Ora questo relitto dell’agricoltura di sussistenza, il cui nome è Erica scoparia, è stato reintrodotto sull’Appennino toscano, in quello che era uno dei principali distretti di produzione delle scope tra le provincie di Arezzo e Firenze. Con il progetto europeo LIFE Granatha si è intervenuti su quasi duecento ettari. L’erica è stata in parte favorita con pratiche forestali per recuperare gli habitat di alcuni uccelli migratori e in parte coltivata per produrre le setole per l’igiene stradale.
“All’inizio la superficie prevista per gli interventi era di 170 ettari, di cui 80 destinati alla produzione – spiega Marcello Miozzo della cooperativa D.R.E.A.M. Italia e coordinatore del progetto – ma molti piccoli proprietari terrieri nelle aree contigue al progetto hanno voluto donarci altri cinquanta ettari”. Per vendere tutte queste scope, all’interno di LIFE Granatha è stata costituita una cooperativa per la lavorazione di questa pianta. Una parte significativa di scope è già stata acquistata da società locali di pulizia stradale.
Da un ettaro di ericeti si ottengono circa 2.500 scope, una ogni quattro metri quadrati. La raccolta dei rami per le setole si ripete una volta ogni quattro-cinque anni e le fascine, in passato, venivano lasciate seccare direttamente sul terreno.

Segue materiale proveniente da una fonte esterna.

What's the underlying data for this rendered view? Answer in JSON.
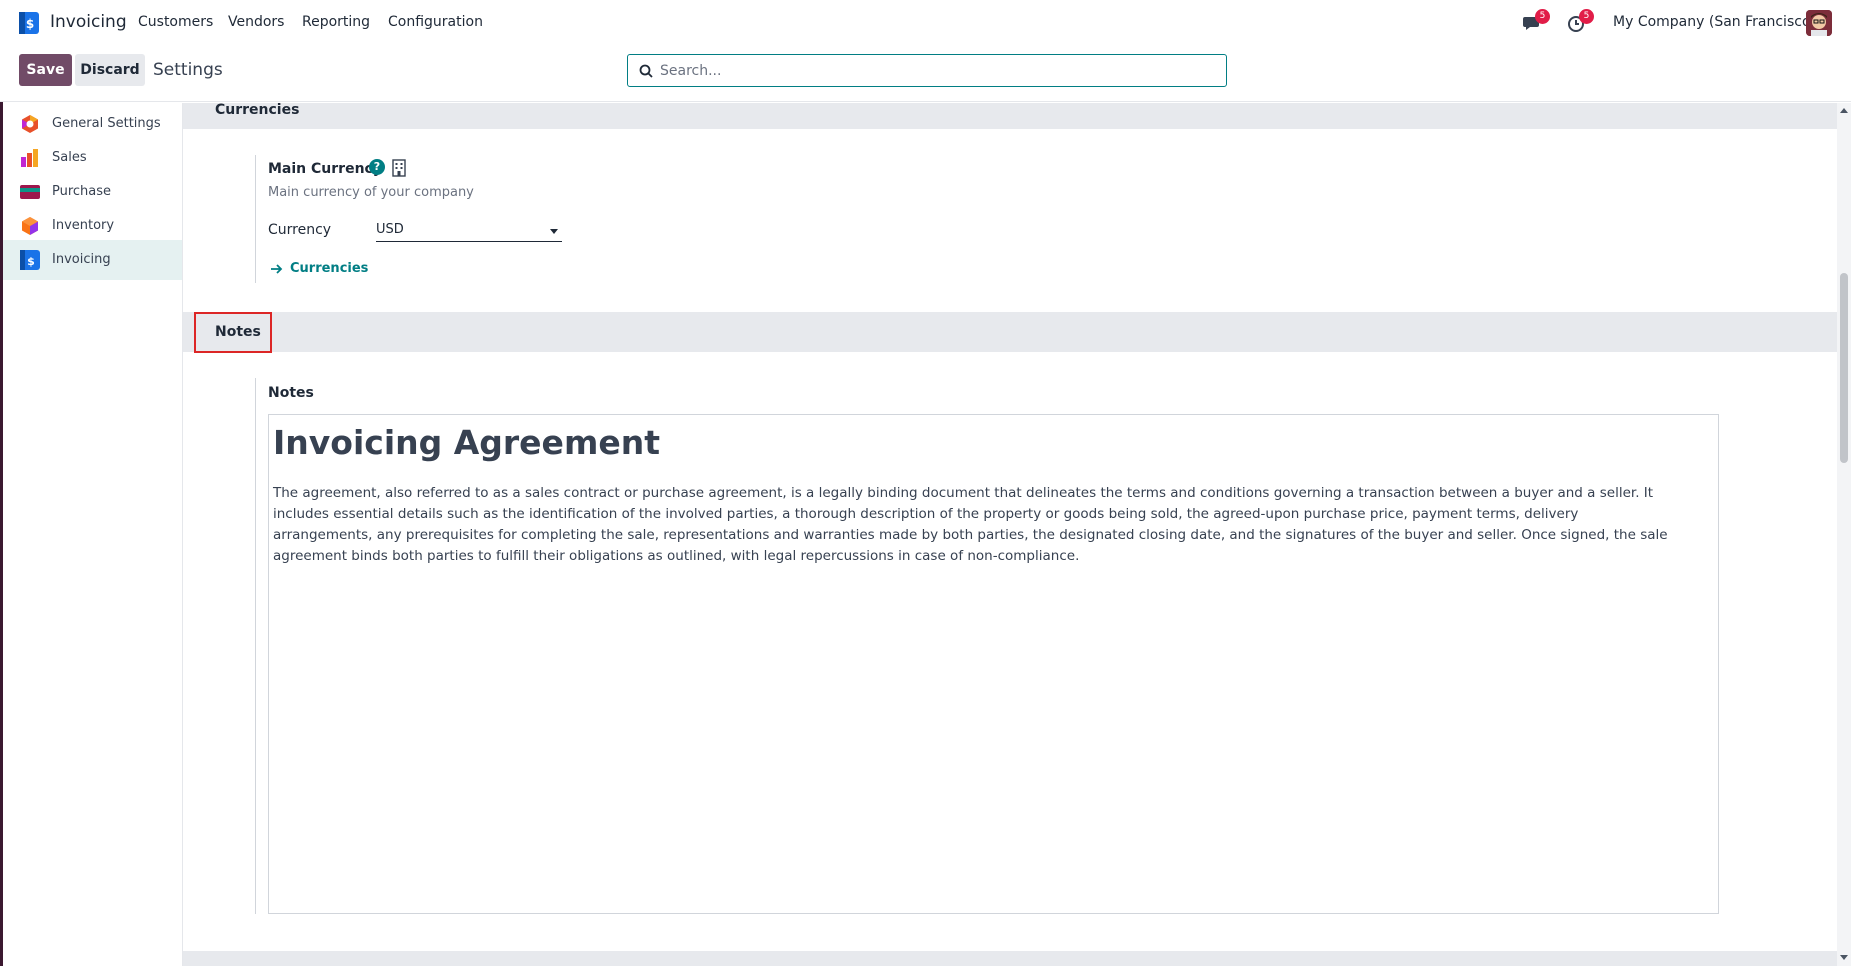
{
  "navbar": {
    "app_name": "Invoicing",
    "menu": [
      "Customers",
      "Vendors",
      "Reporting",
      "Configuration"
    ],
    "messages_badge": "5",
    "activities_badge": "5",
    "company": "My Company (San Francisco)"
  },
  "control_panel": {
    "save_label": "Save",
    "discard_label": "Discard",
    "title": "Settings",
    "search_placeholder": "Search..."
  },
  "sidebar": {
    "items": [
      {
        "label": "General Settings",
        "icon": "general-settings-icon"
      },
      {
        "label": "Sales",
        "icon": "sales-icon"
      },
      {
        "label": "Purchase",
        "icon": "purchase-icon"
      },
      {
        "label": "Inventory",
        "icon": "inventory-icon"
      },
      {
        "label": "Invoicing",
        "icon": "invoicing-icon",
        "active": true
      }
    ]
  },
  "currencies_section": {
    "title": "Currencies",
    "main_currency_title": "Main Currency",
    "main_currency_desc": "Main currency of your company",
    "currency_label": "Currency",
    "currency_value": "USD",
    "currencies_link": "Currencies"
  },
  "notes_section": {
    "title": "Notes",
    "field_label": "Notes",
    "heading": "Invoicing Agreement",
    "body": "The agreement, also referred to as a sales contract or purchase agreement, is a legally binding document that delineates the terms and conditions governing a transaction between a buyer and a seller. It includes essential details such as the identification of the involved parties, a thorough description of the property or goods being sold, the agreed-upon purchase price, payment terms, delivery arrangements, any prerequisites for completing the sale, representations and warranties made by both parties, the designated closing date, and the signatures of the buyer and seller. Once signed, the sale agreement binds both parties to fulfill their obligations as outlined, with legal repercussions in case of non-compliance."
  },
  "colors": {
    "brand": "#714b67",
    "accent": "#017e84",
    "badge": "#e11d48",
    "highlight": "#dc2626"
  }
}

Le foglie dell’erica, a forma di ago, erano poi riciclate come innesco per i forni.
L’erica ha un ciclo di vita di circa trent’anni e, se non ci sono le condizioni ambientali adatte, svanisce lasciando spazio al prugnolo selvatico, un arbusto utilizzato per le siepi che di solito precede l’avanzata delle latifoglie e del bosco. Per ringiovanire questi ericeti in decadenza il progetto, a cui ha collaborato anche l’Università di Torino, ha sperimentato tecniche diverse, dal fuoco prescritto al contenimento delle invasive fino al pascolamento con le capre, predatori naturali dei germogli delle specie vegetali concorrenti all’erica.

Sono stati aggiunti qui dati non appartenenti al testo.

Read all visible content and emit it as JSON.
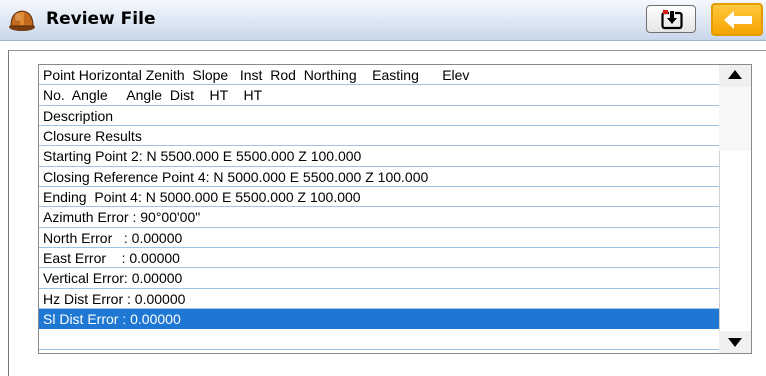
{
  "window": {
    "title": "Review File",
    "app_icon": "hardhat-icon",
    "save_icon": "download-tray-icon",
    "back_icon": "arrow-left-icon",
    "accent_color": "#f5a500",
    "selection_color": "#1e77d3"
  },
  "list": {
    "rows": [
      "Point Horizontal Zenith  Slope   Inst  Rod  Northing    Easting      Elev",
      "No.  Angle     Angle  Dist    HT    HT",
      "Description",
      "Closure Results",
      "Starting Point 2: N 5500.000 E 5500.000 Z 100.000",
      "Closing Reference Point 4: N 5000.000 E 5500.000 Z 100.000",
      "Ending  Point 4: N 5000.000 E 5500.000 Z 100.000",
      "Azimuth Error : 90°00'00\"",
      "North Error   : 0.00000",
      "East Error    : 0.00000",
      "Vertical Error: 0.00000",
      "Hz Dist Error : 0.00000",
      "Sl Dist Error : 0.00000",
      ""
    ],
    "selected_index": 12
  }
}
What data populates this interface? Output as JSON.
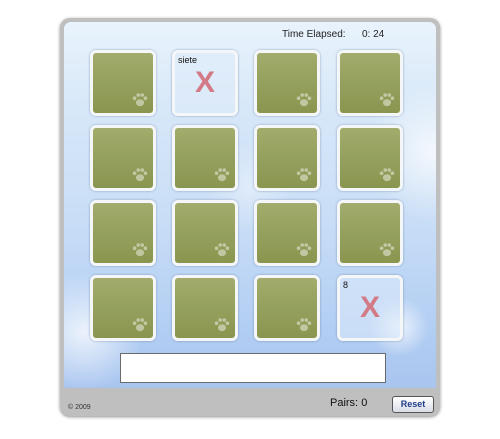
{
  "game": {
    "time_label": "Time Elapsed:",
    "time_value": "0: 24",
    "pairs_label": "Pairs:",
    "pairs_value": "0",
    "reset_label": "Reset",
    "copyright": "© 2009",
    "answer_value": ""
  },
  "cards": [
    {
      "state": "face-down"
    },
    {
      "state": "face-up",
      "word": "siete",
      "mark": "X"
    },
    {
      "state": "face-down"
    },
    {
      "state": "face-down"
    },
    {
      "state": "face-down"
    },
    {
      "state": "face-down"
    },
    {
      "state": "face-down"
    },
    {
      "state": "face-down"
    },
    {
      "state": "face-down"
    },
    {
      "state": "face-down"
    },
    {
      "state": "face-down"
    },
    {
      "state": "face-down"
    },
    {
      "state": "face-down"
    },
    {
      "state": "face-down"
    },
    {
      "state": "face-down"
    },
    {
      "state": "face-up",
      "word": "8",
      "mark": "X"
    }
  ],
  "colors": {
    "card_back": "#939f5c",
    "mismatch_mark": "#d27a86",
    "reset_text": "#1f3c8a"
  },
  "icons": {
    "card_back": "paw-print-icon"
  }
}
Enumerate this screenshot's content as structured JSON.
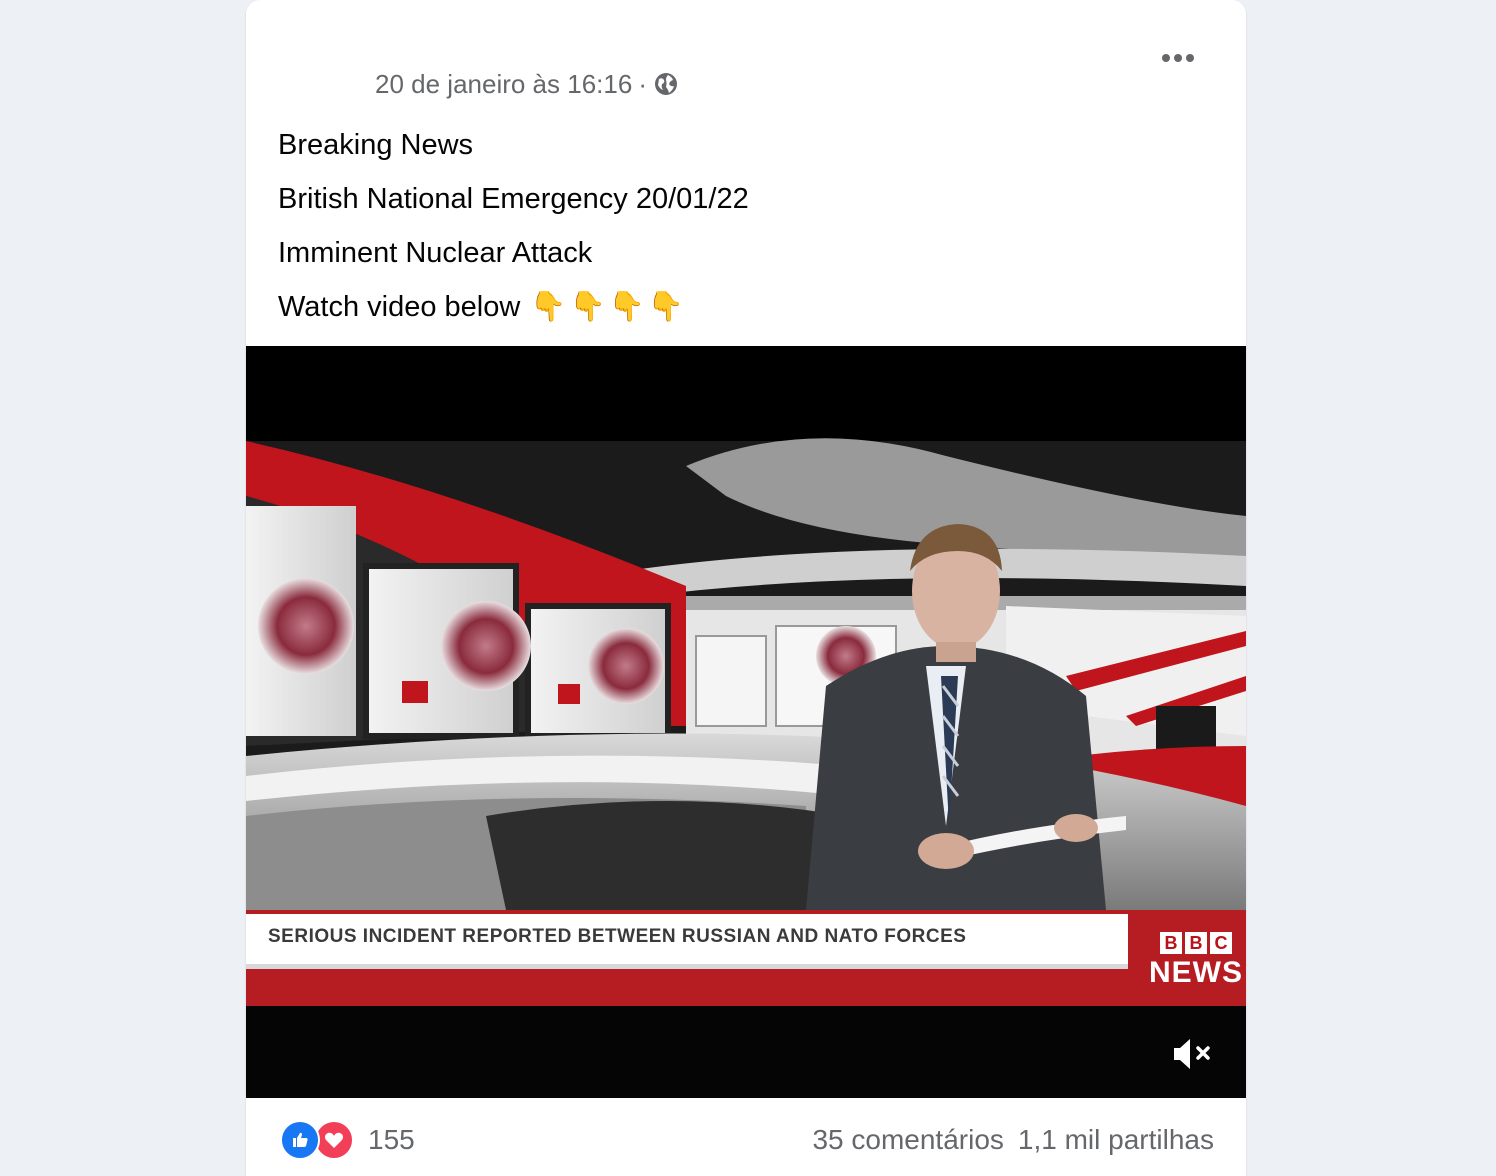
{
  "post": {
    "timestamp": "20 de janeiro às 16:16",
    "separator": "·",
    "privacy_icon": "globe-icon",
    "more_icon": "more-options-icon",
    "lines": [
      "Breaking News",
      "British National Emergency 20/01/22",
      "Imminent Nuclear Attack",
      "Watch video below"
    ],
    "emoji": [
      "👇",
      "👇",
      "👇",
      "👇"
    ]
  },
  "video": {
    "ticker": "SERIOUS INCIDENT REPORTED BETWEEN RUSSIAN AND NATO FORCES",
    "brand_letters": [
      "B",
      "B",
      "C"
    ],
    "brand_sub": "NEWS",
    "mute_icon": "speaker-muted-icon"
  },
  "footer": {
    "reaction_icons": [
      "like-icon",
      "love-icon"
    ],
    "reaction_count": "155",
    "comments": "35 comentários",
    "shares": "1,1 mil partilhas"
  },
  "colors": {
    "page_bg": "#edf0f4",
    "card_bg": "#ffffff",
    "meta_text": "#65676b",
    "body_text": "#050505",
    "like_blue": "#1877f2",
    "love_red": "#f33e58",
    "bbc_red": "#b8121a"
  }
}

Le piantine di erica destinate alle scope sono state coltivate nel Centro Nazionale Carabinieri Biodiversità di Pieve Santo Stefano, un ex vivaio forestale dove oggi sono conservati oltre ventimila chili di sementi della flora spontanea d’Italia.
Del ritorno dell’erica hanno beneficiato sia gli artigiani locali sia la biodiversità. Questi arbusteti montani, che rischiavano di estinguersi del tutto con l’affermazione del bosco, sono da tempo gli habitat riproduttivi di alcune specie protette di uccelli come la magnanina comune (Sylvia undata), di cui questa zona dell’Appennino toscano ospita la più importante popolazione nidificante dell’Italia peninsulare, e dell’albanella minore (Circus pygargus). L’evoluzione di questa grande area di intervento naturalistico sarà monitorata nel tempo anche con l’ausilio di immagini del satellite Sentinel-2 e di campionamenti ornitologici sul campo.